Читаем Фармазон полностью

– Знаешь что… Бесстыдный ты человек. Что я тебе, отчет должен давать?

– Это ты бесстыдный, – шел в атаку Сметанин. – Это у тебя совесть из люльки украли. – Казалось, ему доставляло сладкое удовольствие кусать, теребить Тяпуева, раздевать его донага, до самой потайки обнажая. – У тебя и отец-то враль был, фармазон. Моего дядю обокрал, до безумья довел и сам в петлю. Хи-трень-кий. Обидели его, довели, кто-то заставлял в петлю пехаться. У-у… Зачем ехал, если я плохой? Браконьерить наладились? Воровать? Дижинники волосатые. Собрались два хахиля, кто кого надует…

Попробуй загороди эту словесную мутную реку. Иван Павлович вовсе растерялся, тыкал, икал, багровый от удушья, глотал собственный язык. За последние сорок лет, пока жил в больших городах, никто не осмеливался говорить так в лицо, вольно и обидно, не боясь наказанья, не остерегаясь за будущее. Досадой Тяпуеву перехватило горло, и сейчас закоченелыми подагрическими пальцами, чувствуя сухое жжение под грудью, он торопливо рвал верхнюю пуговицу, чтобы хватить воздуху.

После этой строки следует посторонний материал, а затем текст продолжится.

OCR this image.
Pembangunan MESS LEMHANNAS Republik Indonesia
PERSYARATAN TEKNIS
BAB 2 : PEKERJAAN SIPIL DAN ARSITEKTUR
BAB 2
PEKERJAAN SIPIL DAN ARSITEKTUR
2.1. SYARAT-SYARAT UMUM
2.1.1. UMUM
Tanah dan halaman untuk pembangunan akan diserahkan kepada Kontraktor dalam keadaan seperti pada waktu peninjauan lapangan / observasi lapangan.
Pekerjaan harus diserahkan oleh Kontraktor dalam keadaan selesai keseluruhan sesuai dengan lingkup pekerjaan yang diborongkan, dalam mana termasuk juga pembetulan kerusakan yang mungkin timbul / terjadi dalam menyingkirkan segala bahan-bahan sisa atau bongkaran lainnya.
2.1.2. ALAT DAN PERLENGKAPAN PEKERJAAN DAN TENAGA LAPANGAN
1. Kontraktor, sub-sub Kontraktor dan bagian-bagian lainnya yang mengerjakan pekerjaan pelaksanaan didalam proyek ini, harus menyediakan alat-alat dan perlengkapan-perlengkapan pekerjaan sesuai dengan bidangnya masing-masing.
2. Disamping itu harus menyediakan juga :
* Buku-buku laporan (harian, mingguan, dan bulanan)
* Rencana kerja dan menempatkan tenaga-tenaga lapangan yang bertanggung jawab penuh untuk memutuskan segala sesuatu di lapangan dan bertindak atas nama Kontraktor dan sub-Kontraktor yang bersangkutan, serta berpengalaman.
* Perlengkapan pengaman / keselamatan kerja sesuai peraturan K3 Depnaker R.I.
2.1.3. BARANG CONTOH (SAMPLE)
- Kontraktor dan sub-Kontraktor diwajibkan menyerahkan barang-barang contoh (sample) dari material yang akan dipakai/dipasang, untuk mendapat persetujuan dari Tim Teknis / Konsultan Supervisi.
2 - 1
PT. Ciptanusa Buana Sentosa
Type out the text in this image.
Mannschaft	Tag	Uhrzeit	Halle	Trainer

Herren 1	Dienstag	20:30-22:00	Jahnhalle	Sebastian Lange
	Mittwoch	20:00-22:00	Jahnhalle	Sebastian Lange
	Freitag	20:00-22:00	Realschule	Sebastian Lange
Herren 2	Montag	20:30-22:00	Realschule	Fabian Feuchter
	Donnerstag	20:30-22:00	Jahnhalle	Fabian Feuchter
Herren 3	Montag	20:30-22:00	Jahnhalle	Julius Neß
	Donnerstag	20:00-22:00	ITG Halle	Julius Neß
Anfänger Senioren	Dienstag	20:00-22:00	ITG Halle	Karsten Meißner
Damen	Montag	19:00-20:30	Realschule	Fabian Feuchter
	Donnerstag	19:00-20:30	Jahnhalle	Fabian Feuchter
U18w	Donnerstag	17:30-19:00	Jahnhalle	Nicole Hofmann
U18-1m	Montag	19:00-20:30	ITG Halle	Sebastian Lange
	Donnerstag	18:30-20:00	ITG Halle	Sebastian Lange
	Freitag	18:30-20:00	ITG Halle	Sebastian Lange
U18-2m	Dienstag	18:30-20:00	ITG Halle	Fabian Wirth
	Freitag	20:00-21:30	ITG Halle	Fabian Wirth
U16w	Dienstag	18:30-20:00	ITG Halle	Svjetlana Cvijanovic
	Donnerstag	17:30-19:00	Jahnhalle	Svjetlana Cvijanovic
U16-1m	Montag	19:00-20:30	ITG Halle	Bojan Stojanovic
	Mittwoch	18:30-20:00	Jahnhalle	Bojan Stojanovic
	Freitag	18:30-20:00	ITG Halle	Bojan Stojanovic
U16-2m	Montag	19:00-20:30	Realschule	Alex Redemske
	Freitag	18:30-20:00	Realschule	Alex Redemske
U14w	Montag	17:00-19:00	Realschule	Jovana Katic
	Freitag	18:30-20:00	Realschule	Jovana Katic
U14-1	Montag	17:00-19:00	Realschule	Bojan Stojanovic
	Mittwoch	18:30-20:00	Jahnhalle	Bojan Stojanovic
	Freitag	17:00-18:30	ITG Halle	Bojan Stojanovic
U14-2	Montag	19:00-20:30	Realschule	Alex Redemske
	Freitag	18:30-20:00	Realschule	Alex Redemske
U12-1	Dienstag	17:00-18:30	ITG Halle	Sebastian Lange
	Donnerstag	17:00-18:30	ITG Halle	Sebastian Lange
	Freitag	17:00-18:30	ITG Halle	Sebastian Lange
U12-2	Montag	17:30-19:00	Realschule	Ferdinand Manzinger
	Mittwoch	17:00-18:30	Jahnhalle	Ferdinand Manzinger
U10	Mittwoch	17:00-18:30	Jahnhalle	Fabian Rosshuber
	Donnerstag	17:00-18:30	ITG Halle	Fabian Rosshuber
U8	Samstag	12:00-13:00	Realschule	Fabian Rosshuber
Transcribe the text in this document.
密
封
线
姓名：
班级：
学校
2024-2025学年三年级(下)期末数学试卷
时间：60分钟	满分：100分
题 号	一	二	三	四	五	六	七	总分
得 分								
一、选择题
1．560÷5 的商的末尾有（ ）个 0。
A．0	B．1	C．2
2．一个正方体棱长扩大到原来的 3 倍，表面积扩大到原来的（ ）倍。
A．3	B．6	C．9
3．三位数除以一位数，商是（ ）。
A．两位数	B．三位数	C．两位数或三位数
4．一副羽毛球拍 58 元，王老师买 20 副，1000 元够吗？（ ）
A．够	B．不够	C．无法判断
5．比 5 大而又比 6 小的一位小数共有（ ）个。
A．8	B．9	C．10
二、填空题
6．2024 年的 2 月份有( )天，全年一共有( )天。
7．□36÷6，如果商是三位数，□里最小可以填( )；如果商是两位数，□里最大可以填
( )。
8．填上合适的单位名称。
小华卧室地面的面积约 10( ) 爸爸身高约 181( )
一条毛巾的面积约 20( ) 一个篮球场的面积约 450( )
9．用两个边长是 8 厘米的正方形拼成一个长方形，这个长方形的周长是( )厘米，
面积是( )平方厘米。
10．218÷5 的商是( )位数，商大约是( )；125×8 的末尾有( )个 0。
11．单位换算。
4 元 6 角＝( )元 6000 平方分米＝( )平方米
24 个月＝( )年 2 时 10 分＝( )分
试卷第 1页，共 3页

– Какое скотство разыгралось в вас? – вдруг спросили из мрака, хрипло и трезво.

Отстраненный возвышенный голос ошеломил озлобленных людей, забывших, что в ковчежце есть еще Тимофей Панин, новый лесник: они не сразу даже и поняли, кто укорил их судейским тоном. И все замолчали, вроде бы пристыженные, почуявшие осмысленную правду призывных слов, затаились во мраке, ничем не выдавая своего присутствия. И Сметании сразу отрезвел, почуял недозволенность своих речей, стал торопливо подыскивать умиротворяющие слова, зажалобился:

– Ой, воды хочу! Трубы горят, Тимофей Ильич. Вот чую, не дожить мне до утра. Дождя бы… Целый день грозилось дождем. Хоть бы каплю жиденького на мой собачий зловредный язык. Может, завтра и помереть, а я чего-то собачусь, мелю на пустое… Тимофей Ильич, праведный человек, образумили, ой спасибо. Боже, хоть бы маковую росинку. О-о-о. – И Сметанин со стоном повалился на телдоса и затих там, около закоченевшего мотора, натужно сглатывая вязкую слюну. Но никто ему не ответил, сострадая, всех опустошил бессмысленный крикливый разговор, и после словесного угара, после горячечного запала на душе осталась лишь нехорошая муть, а в голове всполошились потайные мстительные мысли.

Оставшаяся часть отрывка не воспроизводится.